Lareet retreated up an alleyway and Arron headed down to the docks. The harbor ferry was in its slip, and the sister copilots were aboard. Because they had no other passengers they were willing to take him out to the Human island immediately. It wasn't that they minded, they had assured him a thousand times, but some sisters, and mothers particularly, worried about the Human poison.

Arron's pack bumped against his back as he stepped off the ferry and onto the creaky wooden dock. Human Island was really little more than a sandbar at the harbor mouth. Where it wasn't sand and silt, it was rocky, weed-scummed, and moss-coated. Fish washed up in its tidal pools to finish dying. The wind brought in the smells of salt, smog, fish, and burning petroleum. It was not a vacation spot, but it was a decent distance away from anything populated. If anything happened to the ventilation system, or if the outpost got hit in a skirmish, chances were no one would get hurt from exposure to Humans.

The outpost was a service station for the indigent Human population of the Hundred Isles. Corpers and embassites had their amenities provided for them. Over the years, the leftovers—freelancers, curiosity traders, and academics on thread-thin grants, like Arron—had banded together and set up their own sites.

Arron walked down the path they had cleared when the outpost bunker was built. Like the dock, it was getting moss-grown. Riotous orange fungi sprouted on the moss's back.

Time to call a cleanup day, thought Arron automatically. Then, he winced at the thought of his colleagues saying, “Why bother?”

A set of sponge-cement stairs led down into the heart of the island. The micropores in the cement's cell structure siphoned off the water and kept the stairs clean and dry. At the bottom waited a thick metal door that always made Arron think of the entrance to some ancient dungeon.

He stood in front of the door's mirror, and said, “Outpost entry for Arron Hagopian.” There was a brief hum while he was scanned. The door cycled open with a huge whomp! of air from the ventilator's indraft.

Arron stepped into the foyer. It was a locker room with packages of fresh clean-suits and recyclers for the used ones, along with cubicles for changing and showering. The sign over the inner door read STRIP, FRIEND, AND ENTER.

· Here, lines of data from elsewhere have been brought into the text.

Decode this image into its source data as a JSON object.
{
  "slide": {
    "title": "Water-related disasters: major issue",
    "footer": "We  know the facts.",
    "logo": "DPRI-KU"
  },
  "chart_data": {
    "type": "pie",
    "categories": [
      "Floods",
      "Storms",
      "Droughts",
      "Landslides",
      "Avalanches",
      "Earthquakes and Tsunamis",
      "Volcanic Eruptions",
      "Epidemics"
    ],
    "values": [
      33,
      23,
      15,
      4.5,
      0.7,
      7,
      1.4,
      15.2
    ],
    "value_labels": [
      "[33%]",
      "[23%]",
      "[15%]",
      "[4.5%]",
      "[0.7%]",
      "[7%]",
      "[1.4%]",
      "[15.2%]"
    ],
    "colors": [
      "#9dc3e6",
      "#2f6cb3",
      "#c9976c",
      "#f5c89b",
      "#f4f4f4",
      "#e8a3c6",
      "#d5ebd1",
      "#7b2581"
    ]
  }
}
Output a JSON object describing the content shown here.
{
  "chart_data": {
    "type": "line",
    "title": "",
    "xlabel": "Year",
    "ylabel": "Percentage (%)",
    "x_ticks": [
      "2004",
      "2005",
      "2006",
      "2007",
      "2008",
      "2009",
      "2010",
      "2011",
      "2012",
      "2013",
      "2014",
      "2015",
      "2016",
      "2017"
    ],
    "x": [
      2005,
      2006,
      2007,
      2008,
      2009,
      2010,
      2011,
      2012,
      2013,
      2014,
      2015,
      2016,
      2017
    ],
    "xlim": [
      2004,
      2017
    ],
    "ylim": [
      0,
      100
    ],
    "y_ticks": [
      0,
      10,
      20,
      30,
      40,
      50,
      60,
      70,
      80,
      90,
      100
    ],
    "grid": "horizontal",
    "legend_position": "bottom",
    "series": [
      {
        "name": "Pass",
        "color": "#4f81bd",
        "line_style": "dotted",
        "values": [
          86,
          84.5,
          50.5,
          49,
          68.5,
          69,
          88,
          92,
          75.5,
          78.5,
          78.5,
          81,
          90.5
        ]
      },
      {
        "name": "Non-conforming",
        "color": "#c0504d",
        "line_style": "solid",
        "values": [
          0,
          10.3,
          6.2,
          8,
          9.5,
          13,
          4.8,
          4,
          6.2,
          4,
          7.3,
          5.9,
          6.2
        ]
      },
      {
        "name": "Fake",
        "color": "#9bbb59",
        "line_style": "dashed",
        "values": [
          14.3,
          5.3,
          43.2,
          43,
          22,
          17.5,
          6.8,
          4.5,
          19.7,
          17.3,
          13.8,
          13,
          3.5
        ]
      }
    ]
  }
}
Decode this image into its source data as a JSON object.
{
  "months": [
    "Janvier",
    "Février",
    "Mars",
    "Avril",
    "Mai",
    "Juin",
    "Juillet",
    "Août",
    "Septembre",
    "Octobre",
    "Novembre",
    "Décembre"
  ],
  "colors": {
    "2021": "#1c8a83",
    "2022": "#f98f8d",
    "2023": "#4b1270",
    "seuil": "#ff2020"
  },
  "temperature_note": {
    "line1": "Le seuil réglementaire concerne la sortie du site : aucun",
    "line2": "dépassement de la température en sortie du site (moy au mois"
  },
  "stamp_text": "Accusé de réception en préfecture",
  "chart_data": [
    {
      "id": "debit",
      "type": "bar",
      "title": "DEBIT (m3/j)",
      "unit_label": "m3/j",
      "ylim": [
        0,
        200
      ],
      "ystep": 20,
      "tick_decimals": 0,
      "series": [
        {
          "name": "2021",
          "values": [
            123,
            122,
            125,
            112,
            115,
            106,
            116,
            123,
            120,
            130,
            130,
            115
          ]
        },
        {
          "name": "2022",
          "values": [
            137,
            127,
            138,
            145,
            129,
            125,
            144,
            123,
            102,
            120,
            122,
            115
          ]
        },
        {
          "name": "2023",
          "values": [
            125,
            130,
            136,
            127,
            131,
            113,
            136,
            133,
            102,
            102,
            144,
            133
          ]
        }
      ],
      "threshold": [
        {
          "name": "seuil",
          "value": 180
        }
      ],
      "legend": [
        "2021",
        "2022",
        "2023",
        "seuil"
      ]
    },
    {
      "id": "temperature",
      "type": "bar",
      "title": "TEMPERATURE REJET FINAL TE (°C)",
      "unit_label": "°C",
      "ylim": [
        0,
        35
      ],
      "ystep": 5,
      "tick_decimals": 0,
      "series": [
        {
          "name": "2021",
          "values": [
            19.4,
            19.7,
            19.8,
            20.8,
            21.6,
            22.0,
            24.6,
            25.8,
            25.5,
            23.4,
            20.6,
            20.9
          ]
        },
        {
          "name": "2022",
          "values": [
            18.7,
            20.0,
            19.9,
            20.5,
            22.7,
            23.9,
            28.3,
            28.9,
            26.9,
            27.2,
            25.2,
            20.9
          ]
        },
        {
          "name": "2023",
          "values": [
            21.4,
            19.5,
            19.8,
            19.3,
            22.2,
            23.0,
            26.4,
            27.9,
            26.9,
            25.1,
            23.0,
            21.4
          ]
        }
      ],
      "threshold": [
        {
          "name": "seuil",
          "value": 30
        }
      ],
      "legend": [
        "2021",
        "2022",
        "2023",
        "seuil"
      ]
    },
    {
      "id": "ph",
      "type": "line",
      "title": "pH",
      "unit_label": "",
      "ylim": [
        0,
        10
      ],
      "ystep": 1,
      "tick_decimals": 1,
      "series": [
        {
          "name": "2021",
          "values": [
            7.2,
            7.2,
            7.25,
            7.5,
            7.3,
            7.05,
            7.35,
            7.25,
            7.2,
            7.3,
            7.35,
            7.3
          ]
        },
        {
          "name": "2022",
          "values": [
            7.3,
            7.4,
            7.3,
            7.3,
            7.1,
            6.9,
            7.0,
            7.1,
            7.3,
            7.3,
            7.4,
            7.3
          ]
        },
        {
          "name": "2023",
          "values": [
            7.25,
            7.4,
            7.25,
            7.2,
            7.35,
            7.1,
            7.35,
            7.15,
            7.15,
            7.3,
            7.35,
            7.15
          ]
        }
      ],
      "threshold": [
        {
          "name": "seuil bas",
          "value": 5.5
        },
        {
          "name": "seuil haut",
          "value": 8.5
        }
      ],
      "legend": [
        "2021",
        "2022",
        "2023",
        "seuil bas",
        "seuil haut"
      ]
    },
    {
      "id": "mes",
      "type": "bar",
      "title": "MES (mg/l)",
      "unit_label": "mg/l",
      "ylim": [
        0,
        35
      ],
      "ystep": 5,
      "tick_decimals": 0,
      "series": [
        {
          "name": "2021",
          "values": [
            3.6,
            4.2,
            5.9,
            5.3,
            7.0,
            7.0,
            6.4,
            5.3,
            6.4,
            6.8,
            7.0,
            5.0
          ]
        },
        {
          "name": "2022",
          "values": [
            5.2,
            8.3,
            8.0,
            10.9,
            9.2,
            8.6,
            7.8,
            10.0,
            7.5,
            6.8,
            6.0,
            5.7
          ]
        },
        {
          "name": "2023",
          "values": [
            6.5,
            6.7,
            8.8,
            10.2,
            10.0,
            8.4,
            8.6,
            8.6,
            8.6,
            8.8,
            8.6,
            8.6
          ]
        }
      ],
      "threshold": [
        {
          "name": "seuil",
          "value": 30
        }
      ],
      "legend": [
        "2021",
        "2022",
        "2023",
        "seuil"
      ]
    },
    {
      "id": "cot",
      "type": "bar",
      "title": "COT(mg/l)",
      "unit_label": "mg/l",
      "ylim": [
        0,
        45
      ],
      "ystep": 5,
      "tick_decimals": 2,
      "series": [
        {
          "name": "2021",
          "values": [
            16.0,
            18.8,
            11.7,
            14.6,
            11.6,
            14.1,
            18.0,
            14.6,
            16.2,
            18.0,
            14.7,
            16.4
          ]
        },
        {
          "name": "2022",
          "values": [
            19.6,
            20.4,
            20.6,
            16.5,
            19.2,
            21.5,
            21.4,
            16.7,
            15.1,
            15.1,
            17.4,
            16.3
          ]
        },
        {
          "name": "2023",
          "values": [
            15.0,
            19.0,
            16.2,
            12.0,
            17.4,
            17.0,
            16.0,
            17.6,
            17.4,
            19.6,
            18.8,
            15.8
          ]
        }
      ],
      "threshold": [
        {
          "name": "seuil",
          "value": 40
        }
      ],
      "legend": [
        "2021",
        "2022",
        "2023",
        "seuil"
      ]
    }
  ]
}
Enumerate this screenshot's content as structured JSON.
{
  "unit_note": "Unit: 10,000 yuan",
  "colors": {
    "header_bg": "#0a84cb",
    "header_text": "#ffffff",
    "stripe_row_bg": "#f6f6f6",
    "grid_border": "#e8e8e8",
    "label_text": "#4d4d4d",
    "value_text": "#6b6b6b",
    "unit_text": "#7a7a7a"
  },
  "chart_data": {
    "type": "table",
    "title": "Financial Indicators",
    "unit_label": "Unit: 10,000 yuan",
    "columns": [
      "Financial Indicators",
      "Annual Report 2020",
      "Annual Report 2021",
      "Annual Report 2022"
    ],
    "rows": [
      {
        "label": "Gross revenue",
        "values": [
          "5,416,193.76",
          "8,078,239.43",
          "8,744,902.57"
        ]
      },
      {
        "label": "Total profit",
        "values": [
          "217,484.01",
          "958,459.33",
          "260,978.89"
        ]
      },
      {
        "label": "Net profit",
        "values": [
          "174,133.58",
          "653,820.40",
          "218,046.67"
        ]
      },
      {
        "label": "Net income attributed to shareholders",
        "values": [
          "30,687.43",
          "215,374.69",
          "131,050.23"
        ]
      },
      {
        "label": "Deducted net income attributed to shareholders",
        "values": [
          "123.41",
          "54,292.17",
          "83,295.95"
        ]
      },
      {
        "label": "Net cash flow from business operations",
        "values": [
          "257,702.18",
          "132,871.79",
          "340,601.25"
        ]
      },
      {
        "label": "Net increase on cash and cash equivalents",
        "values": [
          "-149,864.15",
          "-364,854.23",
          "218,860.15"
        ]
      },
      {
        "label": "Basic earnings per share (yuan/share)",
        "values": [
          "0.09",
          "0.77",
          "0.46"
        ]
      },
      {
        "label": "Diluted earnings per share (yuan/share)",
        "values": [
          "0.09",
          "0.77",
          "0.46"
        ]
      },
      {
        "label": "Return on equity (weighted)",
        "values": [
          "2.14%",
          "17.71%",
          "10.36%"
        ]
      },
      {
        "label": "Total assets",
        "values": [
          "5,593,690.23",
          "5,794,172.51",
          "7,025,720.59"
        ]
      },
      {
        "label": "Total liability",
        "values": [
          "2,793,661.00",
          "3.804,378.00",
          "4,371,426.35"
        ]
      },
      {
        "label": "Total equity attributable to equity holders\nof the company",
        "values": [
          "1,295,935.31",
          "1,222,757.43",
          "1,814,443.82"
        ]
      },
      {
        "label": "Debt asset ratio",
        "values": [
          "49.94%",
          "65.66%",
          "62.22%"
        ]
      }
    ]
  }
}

Arron pulled a clean set of clothing out of his locker, stepped into one of the shower stalls, and unsealed his helmet with a feeling of relief. He stripped off his gloves, shirt, and trousers and tossed them into a pile. He disconnected what the suit-makers euphemistically called the “relief options,” the one portion of the clean-suit he'd never really gotten used to, and dropped those into a separate pile. Then, he began the wiggling shuffle needed to peel off the skintight layer of transparent organic that covered him from neck to toe. The organic had another day's worth of use in it, but he did not want to have to soak and scrub it to clean off the stains, so he dropped that in a pile with the other used clothing.